Nearly all of Walmart’s gross profit was used to pay employees, etc. Their operating income was $23 billion in 2023, which is a decrease of 20% from the previous year. Of note, this coincides with pay increases for Walmart’s hourly workers, from $17.50 to $18/hr on average.
That just shows that the economy is not “booming” as they say in the capitalist media - the needle may be moving in the right direction, but we need to acknowledge that the current position of that needle is deep in the gutter, with a lot of improvement still needed before the voting public feels like the economy is actually working for them. Claiming that the economy is doing well, when the people are not doing well economically except for a handful of ultrawealthy, causes feelings of resentment and alienation in people who are currently working hard and still unable to afford basic necessities, ie the majority of Americans. It makes the journalists and the politicians they appear to be hyping seem out of touch and unaware of the problems the voters are dealing with, and therefore it does not inspire hope that those problems are being worked on.
Showing that the needle is moving in the right direction is an important component of effective messaging, but so is demonstrating a clear eyed view of the problem. Articles that talk about how ‘strong’ the economy is fail on the latter.

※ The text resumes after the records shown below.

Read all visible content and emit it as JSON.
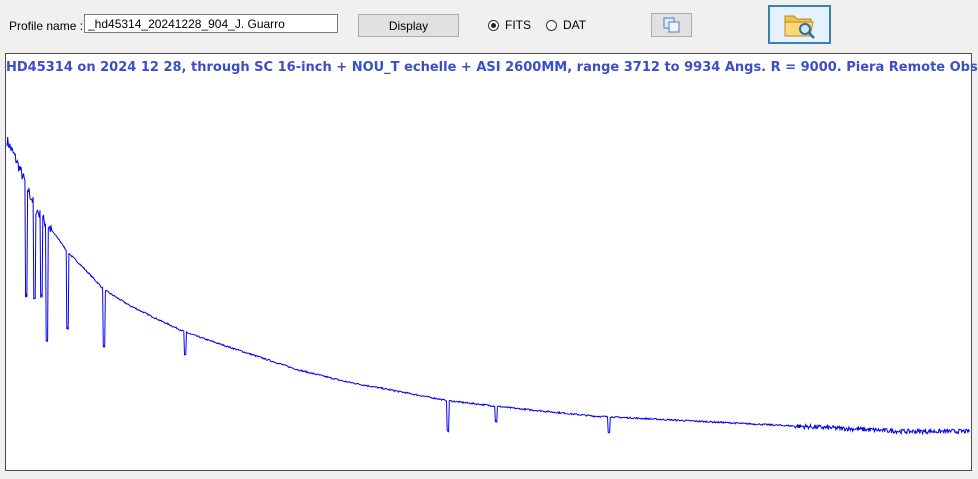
{
  "profile": {
    "label": "Profile name :",
    "value": "_hd45314_20241228_904_J. Guarro"
  },
  "toolbar": {
    "display_label": "Display",
    "fits_label": "FITS",
    "dat_label": "DAT",
    "selected_format": "FITS",
    "copy_icon": "copy-icon",
    "open_icon": "folder-search-icon"
  },
  "plot": {
    "title": "HD45314 on 2024 12 28, through SC 16-inch + NOU_T echelle + ASI 2600MM, range 3712 to 9934 Angs.  R = 9000.  Piera Remote Obs.",
    "line_color": "#0000ee",
    "title_color": "#3b4ec9"
  },
  "chart_data": {
    "type": "line",
    "title": "HD45314 on 2024 12 28, through SC 16-inch + NOU_T echelle + ASI 2600MM, range 3712 to 9934 Angs.  R = 9000.  Piera Remote Obs.",
    "xlabel": "",
    "ylabel": "",
    "x_unit": "Angs.",
    "xlim": [
      3712,
      9934
    ],
    "grid": false,
    "series": [
      {
        "x": [
          3712,
          3760,
          3800,
          3850,
          3900,
          3970,
          4050,
          4100,
          4200,
          4340,
          4500,
          4700,
          4861,
          5000,
          5300,
          5600,
          5900,
          6300,
          6563,
          7000,
          7500,
          8000,
          8500,
          9000,
          9500,
          9934
        ],
        "y": [
          0.84,
          0.8,
          0.76,
          0.71,
          0.66,
          0.62,
          0.58,
          0.55,
          0.51,
          0.45,
          0.41,
          0.37,
          0.34,
          0.32,
          0.28,
          0.24,
          0.21,
          0.18,
          0.16,
          0.14,
          0.12,
          0.11,
          0.1,
          0.09,
          0.08,
          0.08
        ]
      }
    ],
    "absorption_lines": [
      {
        "x": 3835,
        "depth": 0.3
      },
      {
        "x": 3889,
        "depth": 0.25
      },
      {
        "x": 3933,
        "depth": 0.2
      },
      {
        "x": 3970,
        "depth": 0.3
      },
      {
        "x": 4101,
        "depth": 0.2
      },
      {
        "x": 4340,
        "depth": 0.15
      },
      {
        "x": 4861,
        "depth": 0.06
      },
      {
        "x": 6563,
        "depth": 0.08
      },
      {
        "x": 6870,
        "depth": 0.04
      },
      {
        "x": 7600,
        "depth": 0.04
      }
    ]
  }
}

#1 Rent and housing - costs of housing are unsustainable
#2 Affordable transit - prices and sizes of cars are unsustainable
#3 All other cost of living - people buying groceries on emergency funds
Nearly all of this can be pointed at a number of big business cartel-like behavior: Air BNB, Price Fixing, Layoffs, Inexplicably high corporate profits, fraud and abusive behavior by individuals and businesses.
Fund the welfare state for god’s sake.
Fund the welfare state for god’s sake.
Not gonna happen; why do you think they sacked Bernie twice in the primaries?
It will never happen if people just say “it’ll never happen” instead of joining the voices and being an advocate for that change!
By the time it does happen all the rioters in the streets will be geriatric
#1 I am inclined to agree I just bought a crummy cottage because I couldn’t afford rent
#2 I agree they are selling affordable EVs in China, but they are under tariffs, and nobody else is selling really affordable basic cars
#3 I kinda disagree… Granted I really only shop at places like Aldi/Walmart because standard grocers are very pricey. Prices aren’t all that bad overall.
prices went up, my wages didnt.
Also I’m medically not doing well but I dont make enough money to qualify for financial help with health insurance
My wages did go up a little, but not enough to help me out of the hole I’m in with everything else going up (rent, groceries, etc.). Gas prices have gone down, but not by a lot, at least not for me in California. Why are prices still at like $4.30/gallon when we’re pumping more than ever out of the ground and plenty of supply? Why didn’t it go back down to like $3.50? Is this just our new baseline? Why?
Everything is like that. I feel like I’ll just end up dying of poverty if we don’t actually gain some consumer protections to limit how much companies to upcharge on literally everything, and ban companies or internationals from buying up properties. At this rate, I feel like I’ll struggle this hard forever and never be able to buy a house unless I move somewhere super shitty without actual rights for women.
“The US economy” means “the flow of money for the rich minority of people” that’s why. I work at least 50 hours a week and still can’t make ends meet because my partner is severely underemployed by a corporation who won’t schedule her enough hours for the amount of work she’s expected to do, she doesn’t have adequate health insurance, I’m watching it destroy her body before my fucking eyes exactly the same way her mother died before her and am stuck at my own shitty job figuring out what the fuck I’m gonna do about it if and the worst comes to pass.